The rate hike did not have any bearing on USDCAD trading. Prices did fall, but that was all due to a sharp rebound on Wall Street, where the S&P 500 index climbed 1.83%.

Yesterday, stock traders rejoiced when the US 10-year Treasury yield reversed earlier gains and dropped from 3.34% to 3.22%. The drop may have just been technical as the latest bout of Fed-speak was hawkish.

Fed Vice Chair Lael Brainard said US rates need to rise until inflation falls to the target level.

Fed Chair Jerome Powell is at a conference in Washington today, and his remarks should refocus markets on the outlook for sharply higher interest rates which may curdle risk sentiment.
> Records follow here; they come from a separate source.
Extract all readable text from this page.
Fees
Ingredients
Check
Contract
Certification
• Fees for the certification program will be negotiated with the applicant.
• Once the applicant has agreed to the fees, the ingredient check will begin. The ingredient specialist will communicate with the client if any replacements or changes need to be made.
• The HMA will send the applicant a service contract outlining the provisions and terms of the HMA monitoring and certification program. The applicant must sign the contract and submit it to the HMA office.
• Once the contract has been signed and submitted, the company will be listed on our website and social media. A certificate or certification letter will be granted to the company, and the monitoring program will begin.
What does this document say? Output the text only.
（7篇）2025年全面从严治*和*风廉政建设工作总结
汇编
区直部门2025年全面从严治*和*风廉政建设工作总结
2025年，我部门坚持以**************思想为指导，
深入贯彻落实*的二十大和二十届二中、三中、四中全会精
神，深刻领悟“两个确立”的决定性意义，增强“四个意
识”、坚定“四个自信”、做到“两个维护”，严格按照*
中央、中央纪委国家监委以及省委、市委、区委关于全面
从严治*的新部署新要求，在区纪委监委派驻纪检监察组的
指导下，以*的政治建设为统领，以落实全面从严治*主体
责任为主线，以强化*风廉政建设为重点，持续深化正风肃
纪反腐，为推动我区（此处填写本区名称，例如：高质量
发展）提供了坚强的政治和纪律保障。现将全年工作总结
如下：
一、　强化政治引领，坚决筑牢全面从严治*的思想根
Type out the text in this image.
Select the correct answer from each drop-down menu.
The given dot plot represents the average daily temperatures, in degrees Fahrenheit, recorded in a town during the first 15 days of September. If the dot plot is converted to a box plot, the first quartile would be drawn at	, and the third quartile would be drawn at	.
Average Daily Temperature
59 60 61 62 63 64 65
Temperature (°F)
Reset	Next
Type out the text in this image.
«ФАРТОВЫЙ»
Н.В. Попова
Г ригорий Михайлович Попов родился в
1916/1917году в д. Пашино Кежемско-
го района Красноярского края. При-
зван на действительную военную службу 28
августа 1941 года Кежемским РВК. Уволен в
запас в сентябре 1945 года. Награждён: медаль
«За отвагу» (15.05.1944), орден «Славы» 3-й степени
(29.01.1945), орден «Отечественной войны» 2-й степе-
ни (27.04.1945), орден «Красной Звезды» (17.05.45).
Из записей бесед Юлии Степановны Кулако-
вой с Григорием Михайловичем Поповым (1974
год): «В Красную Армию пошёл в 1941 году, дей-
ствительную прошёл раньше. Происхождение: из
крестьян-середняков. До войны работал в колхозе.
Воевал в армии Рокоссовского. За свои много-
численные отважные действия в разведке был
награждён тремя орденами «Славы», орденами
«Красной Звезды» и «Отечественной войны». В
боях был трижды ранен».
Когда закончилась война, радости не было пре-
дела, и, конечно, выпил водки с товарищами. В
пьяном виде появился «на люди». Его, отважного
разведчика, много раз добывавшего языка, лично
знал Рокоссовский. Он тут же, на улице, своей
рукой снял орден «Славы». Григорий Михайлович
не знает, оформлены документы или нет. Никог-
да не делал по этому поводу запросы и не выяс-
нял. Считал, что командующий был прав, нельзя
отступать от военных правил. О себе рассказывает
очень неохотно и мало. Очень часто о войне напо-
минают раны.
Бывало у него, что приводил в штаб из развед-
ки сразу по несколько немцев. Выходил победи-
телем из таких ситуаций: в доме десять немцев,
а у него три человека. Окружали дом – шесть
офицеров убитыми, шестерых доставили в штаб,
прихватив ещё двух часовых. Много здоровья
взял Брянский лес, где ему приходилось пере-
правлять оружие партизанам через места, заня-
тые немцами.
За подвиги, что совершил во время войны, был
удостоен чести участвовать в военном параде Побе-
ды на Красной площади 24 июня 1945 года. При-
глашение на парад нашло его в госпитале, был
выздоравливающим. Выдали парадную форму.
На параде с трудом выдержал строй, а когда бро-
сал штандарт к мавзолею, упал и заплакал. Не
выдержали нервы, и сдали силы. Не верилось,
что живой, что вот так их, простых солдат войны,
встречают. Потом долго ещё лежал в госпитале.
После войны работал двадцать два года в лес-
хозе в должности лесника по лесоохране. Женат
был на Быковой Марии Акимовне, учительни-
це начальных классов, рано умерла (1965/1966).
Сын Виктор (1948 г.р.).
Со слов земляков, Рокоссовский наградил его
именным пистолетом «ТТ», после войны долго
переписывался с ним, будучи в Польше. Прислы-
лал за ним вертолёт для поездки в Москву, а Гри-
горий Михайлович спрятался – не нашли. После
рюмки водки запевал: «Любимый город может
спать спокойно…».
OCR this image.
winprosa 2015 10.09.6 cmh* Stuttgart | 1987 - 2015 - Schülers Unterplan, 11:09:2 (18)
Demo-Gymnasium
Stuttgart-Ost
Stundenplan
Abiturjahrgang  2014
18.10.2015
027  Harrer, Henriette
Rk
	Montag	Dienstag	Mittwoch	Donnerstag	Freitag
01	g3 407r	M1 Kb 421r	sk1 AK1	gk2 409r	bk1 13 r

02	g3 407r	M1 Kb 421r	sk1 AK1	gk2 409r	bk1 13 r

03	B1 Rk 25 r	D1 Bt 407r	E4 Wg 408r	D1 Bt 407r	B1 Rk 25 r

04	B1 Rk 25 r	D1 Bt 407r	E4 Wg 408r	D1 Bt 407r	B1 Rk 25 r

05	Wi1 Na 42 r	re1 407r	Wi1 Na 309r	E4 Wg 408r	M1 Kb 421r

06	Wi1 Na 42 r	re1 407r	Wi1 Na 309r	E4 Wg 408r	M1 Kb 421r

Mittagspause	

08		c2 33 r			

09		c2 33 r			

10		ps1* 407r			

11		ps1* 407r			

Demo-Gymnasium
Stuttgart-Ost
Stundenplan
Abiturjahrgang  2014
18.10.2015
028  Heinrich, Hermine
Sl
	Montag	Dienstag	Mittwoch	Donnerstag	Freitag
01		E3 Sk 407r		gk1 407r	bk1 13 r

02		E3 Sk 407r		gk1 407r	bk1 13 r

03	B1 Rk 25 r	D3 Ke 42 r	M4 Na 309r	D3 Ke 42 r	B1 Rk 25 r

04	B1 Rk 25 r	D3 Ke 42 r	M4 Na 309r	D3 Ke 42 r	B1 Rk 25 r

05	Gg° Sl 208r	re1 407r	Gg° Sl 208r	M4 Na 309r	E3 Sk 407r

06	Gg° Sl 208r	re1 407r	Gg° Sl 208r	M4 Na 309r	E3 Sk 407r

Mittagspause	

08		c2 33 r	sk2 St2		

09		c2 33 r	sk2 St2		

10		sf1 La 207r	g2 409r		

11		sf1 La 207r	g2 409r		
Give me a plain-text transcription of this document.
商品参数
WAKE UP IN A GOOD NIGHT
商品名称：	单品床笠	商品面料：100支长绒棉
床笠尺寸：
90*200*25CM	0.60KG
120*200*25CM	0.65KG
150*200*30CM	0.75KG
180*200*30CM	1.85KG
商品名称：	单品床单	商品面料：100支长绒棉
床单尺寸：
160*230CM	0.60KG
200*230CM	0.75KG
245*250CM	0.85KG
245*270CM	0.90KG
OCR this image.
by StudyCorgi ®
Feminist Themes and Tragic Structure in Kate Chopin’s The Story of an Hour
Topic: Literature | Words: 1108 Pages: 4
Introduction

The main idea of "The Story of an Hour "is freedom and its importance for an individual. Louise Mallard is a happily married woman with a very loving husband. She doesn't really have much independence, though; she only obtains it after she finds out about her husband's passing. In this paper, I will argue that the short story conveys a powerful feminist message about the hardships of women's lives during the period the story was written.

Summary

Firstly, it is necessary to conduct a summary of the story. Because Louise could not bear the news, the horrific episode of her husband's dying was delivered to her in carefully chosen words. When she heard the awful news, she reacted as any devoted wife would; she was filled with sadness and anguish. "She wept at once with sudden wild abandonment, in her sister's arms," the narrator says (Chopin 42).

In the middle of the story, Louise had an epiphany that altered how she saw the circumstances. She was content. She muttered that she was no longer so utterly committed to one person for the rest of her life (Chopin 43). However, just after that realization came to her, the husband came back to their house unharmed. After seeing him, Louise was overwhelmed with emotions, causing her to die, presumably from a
Market action was subdued in Europe, with traders awaiting the European Central Bank monetary policy decision. A 75-bps hike is widely expected. Analysts are hoping for some insight into how high rates will rise as higher rates will exacerbate recession risks sparked by Russia’s invasion of Ukraine.

EURUSD is trading with a positive bias at the top of its 0.9977-1.0028 range. The currency is vulnerable to a spike higher as stale “short-EUR” positions get squeezed. However, ongoing economic concerns, particularly the energy crisis should limit gains.

GBPUSD is tracking EURUSD moves and is at the top of its 1.1478 to 1.1560 range. Further gains may be limited to the 1.1630 area due to negative technicals and a bearish economic outlook.

USDJPY rallied to just below 1454.00 yesterday, then consolidated the gains in a 143.44-144.55 range. The currency is on the defensive as US 10-year Treasury yields slipped to 3.224% in NY trading.

AUDUSD is in the middle of its 0.6715-0.6773 range. The currency is under pressure from somewhat dovish comments by RBA Governor Philip Lowe and by sharply lower trade surplus data.

US weekly jobless claims are expected to rise to 240,000 from 233,000.